Towarzystwo macza sobie w oliwie naprzemian - pieczywo lub warzywa i chrupie z ręki bez zbytecznych sztućców.
Wiem, że do tego trzba odwagi, ale jeśli Twoi gości umieją docenić inicjatywę, to im powiedz, że to we Włoszech należy do rutyny także na eleganckich przyjęciach.
http://wielkiezarcie.com/przepis32238.html
Ech Lubczyku nie tylko we Wloszech :))) u mnie w nowojorskim domu oddamy za chlebek maczany w oliwce wszystkie schabowe swiata i kilka tortow na dokladke :))) Uwielbiam taka oliwkowa maczanke i robie z roznymi ziolami, z czosnkiem, z suszonymi pomidorami ... oj moglabym tak wyliczac, ostatnio wlasnie jestem na etapie robienia wlasnych oliwek o roznych smakach ... Takie przystawki sa lepsze niejednokrotnie od dania glownego ;)) a juz zdecydowanie musza towarzyszyc wszelkim pastom wloskim ..... pychota !!!!
To jeszcze ja słówko :-) Skoro mowa o oliwie i maczaniu w niej chleba,to moim przebojem jest olej z pestek dyni a do tego ciemny chleb - pyszności!
Ah ten maczany chlebek......cos boskiego....
A może by tak świeżego ananasa pokroić nie zajmuje ta czynność dużo czasu.

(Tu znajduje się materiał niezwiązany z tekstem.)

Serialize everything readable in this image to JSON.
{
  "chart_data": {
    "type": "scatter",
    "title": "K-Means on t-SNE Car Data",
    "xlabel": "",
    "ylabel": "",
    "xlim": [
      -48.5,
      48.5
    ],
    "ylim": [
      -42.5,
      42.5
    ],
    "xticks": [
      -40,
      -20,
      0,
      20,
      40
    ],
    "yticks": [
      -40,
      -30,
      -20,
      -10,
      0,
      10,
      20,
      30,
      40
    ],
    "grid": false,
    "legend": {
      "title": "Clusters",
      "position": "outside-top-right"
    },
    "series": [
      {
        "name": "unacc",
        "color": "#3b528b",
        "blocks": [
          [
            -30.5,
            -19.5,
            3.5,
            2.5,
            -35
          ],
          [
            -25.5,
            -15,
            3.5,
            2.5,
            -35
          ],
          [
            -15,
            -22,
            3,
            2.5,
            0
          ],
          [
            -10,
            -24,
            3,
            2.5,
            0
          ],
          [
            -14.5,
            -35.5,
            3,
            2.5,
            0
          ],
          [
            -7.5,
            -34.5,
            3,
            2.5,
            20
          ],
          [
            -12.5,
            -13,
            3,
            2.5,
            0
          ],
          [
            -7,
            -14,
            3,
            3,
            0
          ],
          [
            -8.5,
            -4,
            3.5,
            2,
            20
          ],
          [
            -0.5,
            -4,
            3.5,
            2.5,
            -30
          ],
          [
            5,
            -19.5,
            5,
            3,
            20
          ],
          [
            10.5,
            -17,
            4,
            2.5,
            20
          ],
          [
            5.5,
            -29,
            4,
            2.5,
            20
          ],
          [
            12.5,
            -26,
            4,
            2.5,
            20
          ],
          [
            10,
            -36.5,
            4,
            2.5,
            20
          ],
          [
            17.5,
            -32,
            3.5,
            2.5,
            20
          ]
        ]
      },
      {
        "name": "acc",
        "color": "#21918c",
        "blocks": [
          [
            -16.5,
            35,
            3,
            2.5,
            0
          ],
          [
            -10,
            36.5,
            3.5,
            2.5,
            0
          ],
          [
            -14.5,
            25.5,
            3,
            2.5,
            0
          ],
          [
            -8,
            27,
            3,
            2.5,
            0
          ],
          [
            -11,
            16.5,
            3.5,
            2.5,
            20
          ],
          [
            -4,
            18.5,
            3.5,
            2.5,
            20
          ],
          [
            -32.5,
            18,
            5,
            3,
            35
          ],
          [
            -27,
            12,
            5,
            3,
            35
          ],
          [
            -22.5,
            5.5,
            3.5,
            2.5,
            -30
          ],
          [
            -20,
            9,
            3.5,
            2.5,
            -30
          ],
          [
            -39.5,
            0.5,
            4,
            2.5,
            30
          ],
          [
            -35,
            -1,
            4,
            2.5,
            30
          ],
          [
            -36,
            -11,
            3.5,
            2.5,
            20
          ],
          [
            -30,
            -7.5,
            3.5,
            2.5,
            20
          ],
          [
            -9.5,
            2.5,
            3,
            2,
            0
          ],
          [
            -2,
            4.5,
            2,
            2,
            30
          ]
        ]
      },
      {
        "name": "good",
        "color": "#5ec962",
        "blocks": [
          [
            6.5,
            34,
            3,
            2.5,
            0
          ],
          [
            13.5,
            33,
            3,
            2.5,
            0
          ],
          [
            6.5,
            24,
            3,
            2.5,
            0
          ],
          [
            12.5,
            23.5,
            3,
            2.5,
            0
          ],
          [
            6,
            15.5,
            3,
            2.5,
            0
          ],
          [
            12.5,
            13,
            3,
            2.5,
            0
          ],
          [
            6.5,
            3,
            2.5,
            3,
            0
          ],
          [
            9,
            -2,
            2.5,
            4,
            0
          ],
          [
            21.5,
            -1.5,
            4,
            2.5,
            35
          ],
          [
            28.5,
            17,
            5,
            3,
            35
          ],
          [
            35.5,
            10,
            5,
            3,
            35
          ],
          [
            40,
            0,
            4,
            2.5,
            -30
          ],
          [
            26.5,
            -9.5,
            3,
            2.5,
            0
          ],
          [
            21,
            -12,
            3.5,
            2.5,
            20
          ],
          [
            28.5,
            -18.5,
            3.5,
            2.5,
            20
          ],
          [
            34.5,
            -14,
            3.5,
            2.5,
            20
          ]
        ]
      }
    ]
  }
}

Deserek po obiedzie czy przystawka jako pierwsza potrawa grilla tak zanim upieka sie konkretne rzeczy? Cos jakos nie lapie. Ale jakby nie bylo: pyszne i niebanalne bylby na przyklad schlodzony melon (cukrowy czy miodowy) podany z cieniusienkimi platkami surowej szynki. Najlepsza parmenska albo serrano ale moze byc i inna dostepna, nie za slona i dobrej jakosci, surowa szynka. Albo dojrzaly schlodzony ananas pokrojony wzdluz w cienkie platy skropiony sokiem z limetki posypany cukrem i swierza mieta - poezja po prostu.
Dorotko i Wszyscy inni - widocznie nie wyraziłam się precyzyjnie, skoro polecane mi się warzywa czy chleb maczany w oliwie - nie wątpię, że to jest bardzo smaczne, ale goście się najedzą zanim tkną kiełbaski. Chodzi mi o przystawkę na słodko - może tak lepiej. Mimo wszystko dziękuję za Wasze porady.